Basta descrivere com’è fatta, questa pista ciclabile irraggiungibile, per capirsi al volo. Assomiglia moltissimo alle antiche ferrovie minerarie, perché esercita solo un servizio di spola fra un punto e un altro. Oppure a una pista di prova per auto da corsa, totalmente isolata da resto. Questa pista ciclabile si imbocca solo ed esclusivamente alle due estremità, lontane anche un chilometro o quasi, e spesso gli imbocchi non sono neppure segnalati, con l’idea balzana che la usino solo i soliti noti. Scorre per tutte le sue centinaia di metri rigidamente separata dalla strada (eh, la nostra sicurezza, si sa), da un dislivello, da un fosso, da una siepe o staccionata impenetrabile, spesso da tutte e tre le cose insieme. Chi per distrazione o scarsa conoscenza dei luoghi non becca al volo l’imbocco giusto, è tagliato fuori, finito, definitivamente consegnato alla strada dove per il ciclista evangelicamente parlando non ci sono che tenebre e stridore di denti. Ha senso?

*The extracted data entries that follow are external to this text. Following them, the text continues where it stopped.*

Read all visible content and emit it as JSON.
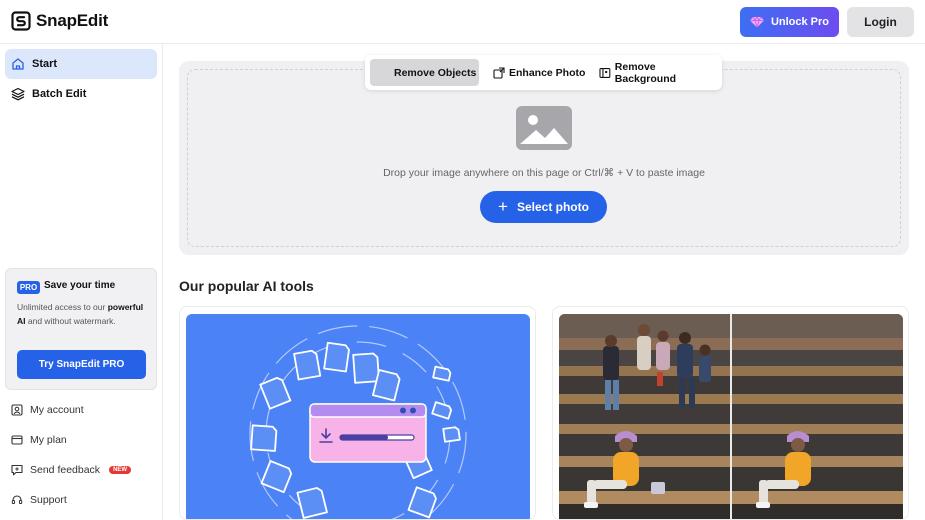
{
  "header": {
    "logo_text": "SnapEdit",
    "unlock_label": "Unlock Pro",
    "login_label": "Login"
  },
  "sidebar": {
    "nav": [
      {
        "label": "Start",
        "icon": "home-icon",
        "active": true
      },
      {
        "label": "Batch Edit",
        "icon": "layers-icon",
        "active": false
      }
    ],
    "pro_card": {
      "badge": "PRO",
      "title": "Save your time",
      "desc_prefix": "Unlimited access to our ",
      "desc_bold": "powerful AI",
      "desc_suffix": " and without watermark.",
      "button": "Try SnapEdit PRO"
    },
    "footer": [
      {
        "label": "My account",
        "icon": "account-icon"
      },
      {
        "label": "My plan",
        "icon": "plan-icon"
      },
      {
        "label": "Send feedback",
        "icon": "feedback-icon",
        "badge": "NEW"
      },
      {
        "label": "Support",
        "icon": "headset-icon"
      }
    ]
  },
  "tools_tabs": [
    {
      "label": "Remove Objects",
      "active": true
    },
    {
      "label": "Enhance Photo",
      "active": false,
      "icon": "enhance-icon"
    },
    {
      "label": "Remove Background",
      "active": false,
      "icon": "remove-bg-icon"
    }
  ],
  "dropzone": {
    "hint": "Drop your image anywhere on this page or Ctrl/⌘ + V to paste image",
    "button": "Select photo"
  },
  "popular": {
    "title": "Our popular AI tools"
  },
  "colors": {
    "primary": "#2662e8",
    "unlock_gradient_start": "#3d6ff2",
    "unlock_gradient_end": "#6d4cf0",
    "card_blue": "#4b82f5",
    "active_nav": "#dde7fb"
  }
}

Un altro esempio simile, anche se apparentemente opposto, è quello del circuito autoreferenziale, perfetta replica demente dell’anello di prova per auto da corsa. Lo si trova di frequente attorno ai grossi complessi commerciali o produttivi, e consiste di una pista ciclabile ben disegnata, segnata, pavimentata, che appunto copre il perimetro attorno all’edificio o insieme di edifici. Se quella parallela alla strada extraurbana era inaccessibile per via del fosso o recinzione, questa attorno all’edifico commerciale o produttivo pare lì a disposizione, comoda, confortevole. Ma prima bisogna arrivarci davanti, e come arrivarci davanti non ce lo spiega nessuno. Così come nessuno ci spiega a che diavolo serva girare tutt’attorno a quell’edificio per ritrovarsi dopo alcuni minuti al punto di partenza, manco fossimo i personaggi di J.K. Jerome sperduti nel labirinto di Hampton Court. Da quale logica perversa nascono questi aborti?
Facile intuirlo: da un approccio burocratico e campato per aria, che non considera mai l’idea della circolazione, della mobilità, della comunicazione, ma solo la realizzazione di opere, il calcolo di costi e materiali per le tratte, e non il motivo per cui vengono realizzate, ovvero andare da qualche parte provenendo da un’altra. Dicono che nei paesi dell’Europa nordica sia piuttosto frequente vedere membri della famiglia reale che si spostano pedalando per le vie della città. Forse è quello l’unico modo perché le cosiddette classi dirigenti si formino una vaga idea del mondo di cui poi decidono le sorti. Magari introdurre negli statuti della pubblica amministrazione l’obbligo di diventare utenti diretti dei servizi amministrati potrebbe aiutare. O no?